Selama di Chicago, kami menyewa sebuah apartemen. Karena waktu syuting kami disini juga lumayan lama.

"Nugu?"

"Temui saja dulu."

Aku menuruti ucapan So-young unnie dan bergegas ke bawah untuk mengetahui siapa yang mencariku.

"Kak Bright!!" Teriak ku histeris saat mengetahui Kak Bright lah yang datang kesini.

"Neomu bogosipeo."

"Nado." Ucapnya dengan senyuman kecil.

"Lo udah sembuh, kak?"

"Lumayan. Tapi masih harus kontrol setiap bulan."

"Yha! Kalau lo masih sakit gak seharusnya lo kesini."

"Lebay lo." Ucapnya sambil mencubit pelan pipiku.

"Ah gimana keadaan papa?"

Kak Bright hanya terdiam untuk beberapa saat.

"Kak? Papa baik baik aja kan?"

"Yha! Kenapa lo gak-"

"Papa udah meninggal."

Deg.

"Lo pasti bohong kan? Pliss kak, lelucon lo gak lucu sama sekali."

"Sorry, gue gak bisa jagain papa." Ucapnya dengan lirih.

Seketika seluruh badanku terasa lemas. Rasanya aku sudah tidak memiliki kekuatan lagi untuk berdiri.

"Kapan? Kenapa lo gak ngasih tau gue?"

"Kita duduk dulu, biar gue jelasin." Ucapnya sambil membantuku untuk berdiri.

"Aniya. Jawab dulu pertanyaan gue."

"Udah 1 minggu. Maaf, gue gak bisa kabarin lo karena waktu itu kondisi gue juga masih belum sehat. Gue kesini karena gue pingin nyampein pesan terakhir papa. Dia bilang lo harus bisa jadi anak yang sukses. Dia bakal selalu ngelihat lo dari atas. Kalau lo lagi sedih, lo lihat aja ke langit. Lo bisa bicara sama papa lewat sana. Papa juga minta maaf karena dulu pernah nentang impian kamu."

"Papa selalu nanyain dan nyebut nama lo sebelum dia meninggal.
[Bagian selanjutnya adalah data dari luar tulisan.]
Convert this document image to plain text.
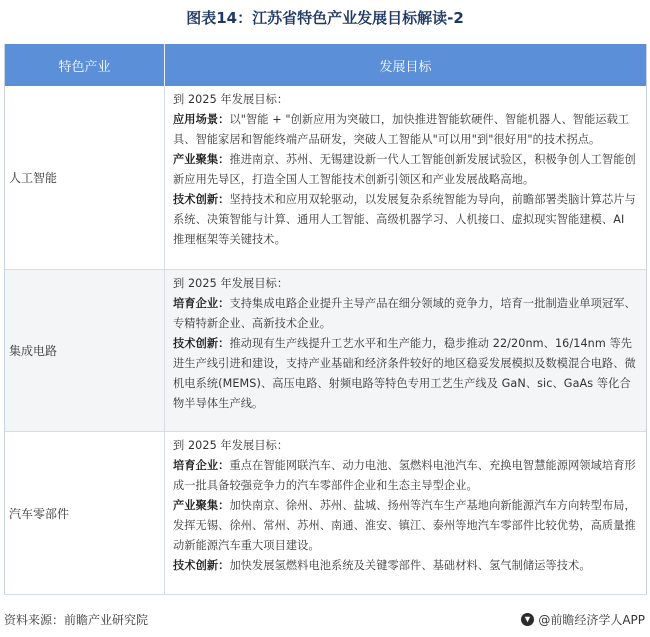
图表14：江苏省特色产业发展目标解读-2
特色产业	发展目标
人工智能

到 2025 年发展目标：

应用场景：以"智能 + "创新应用为突破口，加快推进智能软硬件、智能机器人、智能运载工具、智能家居和智能终端产品研发，突破人工智能从"可以用"到"很好用"的技术拐点。

产业聚集：推进南京、苏州、无锡建设新一代人工智能创新发展试验区，积极争创人工智能创新应用先导区，打造全国人工智能技术创新引领区和产业发展战略高地。

技术创新：坚持技术和应用双轮驱动，以发展复杂系统智能为导向，前瞻部署类脑计算芯片与系统、决策智能与计算、通用人工智能、高级机器学习、人机接口、虚拟现实智能建模、AI 推理框架等关键技术。

集成电路

到 2025 年发展目标：

培育企业：支持集成电路企业提升主导产品在细分领域的竞争力，培育一批制造业单项冠军、专精特新企业、高新技术企业。

技术创新：推动现有生产线提升工艺水平和生产能力，稳步推动 22/20nm、16/14nm 等先进生产线引进和建设，支持产业基础和经济条件较好的地区稳妥发展模拟及数模混合电路、微机电系统(MEMS)、高压电路、射频电路等特色专用工艺生产线及 GaN、sic、GaAs 等化合物半导体生产线。

汽车零部件

到 2025 年发展目标：

培育企业：重点在智能网联汽车、动力电池、氢燃料电池汽车、充换电智慧能源网领域培育形成一批具备较强竞争力的汽车零部件企业和生态主导型企业。

产业聚集：加快南京、徐州、苏州、盐城、扬州等汽车生产基地向新能源汽车方向转型布局，发挥无锡、徐州、常州、苏州、南通、淮安、镇江、泰州等地汽车零部件比较优势，高质量推动新能源汽车重大项目建设。

技术创新：加快发展氢燃料电池系统及关键零部件、基础材料、氢气制储运等技术。

资料来源：前瞻产业研究院	@前瞻经济学人APP
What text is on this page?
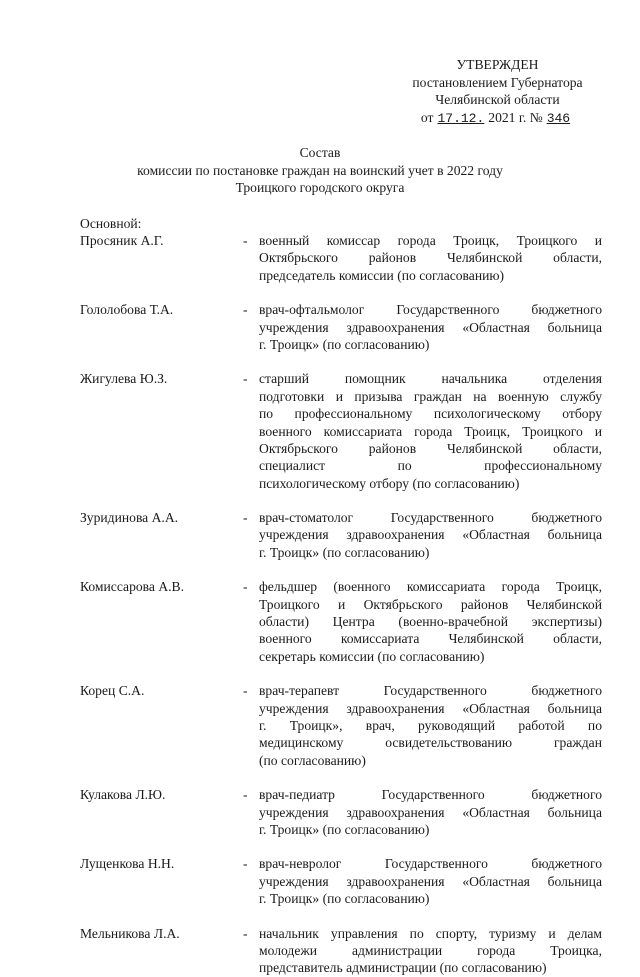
УТВЕРЖДЕН
постановлением Губернатора
Челябинской области
от 17.12. 2021 г. № 346
Состав
комиссии по постановке граждан на воинский учет в 2022 году
Троицкого городского округа
Основной:
Просяник А.Г.	- военный комиссар города Троицк, Троицкого и
Октябрьского районов Челябинской области,
председатель комиссии (по согласованию)
Гололобова Т.А.	- врач-офтальмолог Государственного бюджетного
учреждения здравоохранения «Областная больница
г. Троицк» (по согласованию)
Жигулева Ю.З.	- старший помощник начальника отделения
подготовки и призыва граждан на военную службу
по профессиональному психологическому отбору
военного комиссариата города Троицк, Троицкого и
Октябрьского районов Челябинской области,
специалист по профессиональному
психологическому отбору (по согласованию)
Зуридинова А.А.	- врач-стоматолог Государственного бюджетного
учреждения здравоохранения «Областная больница
г. Троицк» (по согласованию)
Комиссарова А.В.	- фельдшер (военного комиссариата города Троицк,
Троицкого и Октябрьского районов Челябинской
области) Центра (военно-врачебной экспертизы)
военного комиссариата Челябинской области,
секретарь комиссии (по согласованию)
Корец С.А.	- врач-терапевт Государственного бюджетного
учреждения здравоохранения «Областная больница
г. Троицк», врач, руководящий работой по
медицинскому освидетельствованию граждан
(по согласованию)
Кулакова Л.Ю.	- врач-педиатр Государственного бюджетного
учреждения здравоохранения «Областная больница
г. Троицк» (по согласованию)
Лущенкова Н.Н.	- врач-невролог Государственного бюджетного
учреждения здравоохранения «Областная больница
г. Троицк» (по согласованию)
Мельникова Л.А.	- начальник управления по спорту, туризму и делам
молодежи администрации города Троицка,
представитель администрации (по согласованию)
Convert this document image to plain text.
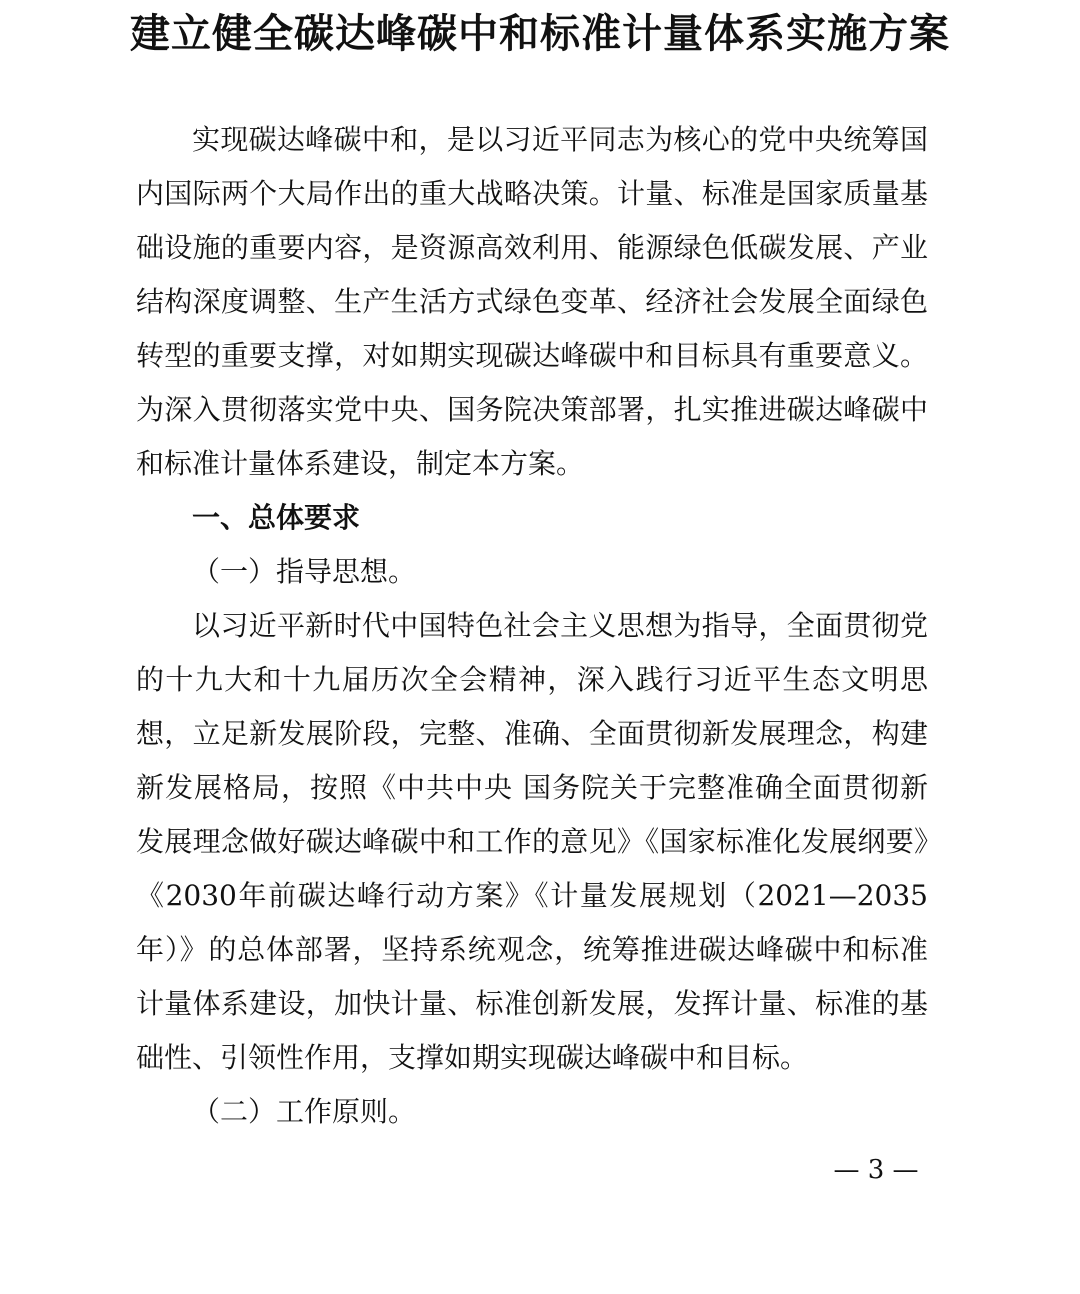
建立健全碳达峰碳中和标准计量体系实施方案

实现碳达峰碳中和，是以习近平同志为核心的党中央统筹国内国际两个大局作出的重大战略决策。计量、标准是国家质量基础设施的重要内容，是资源高效利用、能源绿色低碳发展、产业结构深度调整、生产生活方式绿色变革、经济社会发展全面绿色转型的重要支撑，对如期实现碳达峰碳中和目标具有重要意义。为深入贯彻落实党中央、国务院决策部署，扎实推进碳达峰碳中和标准计量体系建设，制定本方案。

一、总体要求

（一）指导思想。

以习近平新时代中国特色社会主义思想为指导，全面贯彻党的十九大和十九届历次全会精神，深入践行习近平生态文明思想，立足新发展阶段，完整、准确、全面贯彻新发展理念，构建新发展格局，按照《中共中央 国务院关于完整准确全面贯彻新发展理念做好碳达峰碳中和工作的意见》《国家标准化发展纲要》《2030年前碳达峰行动方案》《计量发展规划（2021—2035年）》的总体部署，坚持系统观念，统筹推进碳达峰碳中和标准计量体系建设，加快计量、标准创新发展，发挥计量、标准的基础性、引领性作用，支撑如期实现碳达峰碳中和目标。

（二）工作原则。

— 3 —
Tapi dia tau, pekerjaan lo bukan sesuatu yang bisa diganggu gugat. Jadi, gue kesini buat nyampein pesan dari papa sekaligus ngelihat keadaan lo."

"Kenapa cuma gue yang gak tau kalau papa meninggal? Kenapa mama gak bilang juga ke gue?" Tanyaku sambil menangis sesenggukan.

Youra unnie, So-young unnie, dan Mee-yon ikut menenangkanku. Aku bisa mendengar kalau mereka juga menangis.

"Mama gak ngebolehin keluarga kita buat ngasih tau hal ini ke lo."

"Wae?"

Kak Bright hanya menatapku nanar.

"Gue harus telpon mama."

"Jangan."

"Wae?"

"Mama.. mama-" Kak Bright sedikit terbata-bata untuk menjelaskannya kepadaku. Namun, aku dapat melihat ada sesuatu yang disembunyikan dari matanya.

Aku tidak menghiraukan perkataannya dan langsung menuju ke kamar untuk mengambil handphone.

"Halo? Ma-"

"Untuk apa kamu menelepon saya lagi?"

Aku sedikit terkejut dengan jawaban mama yang terkesan dingin.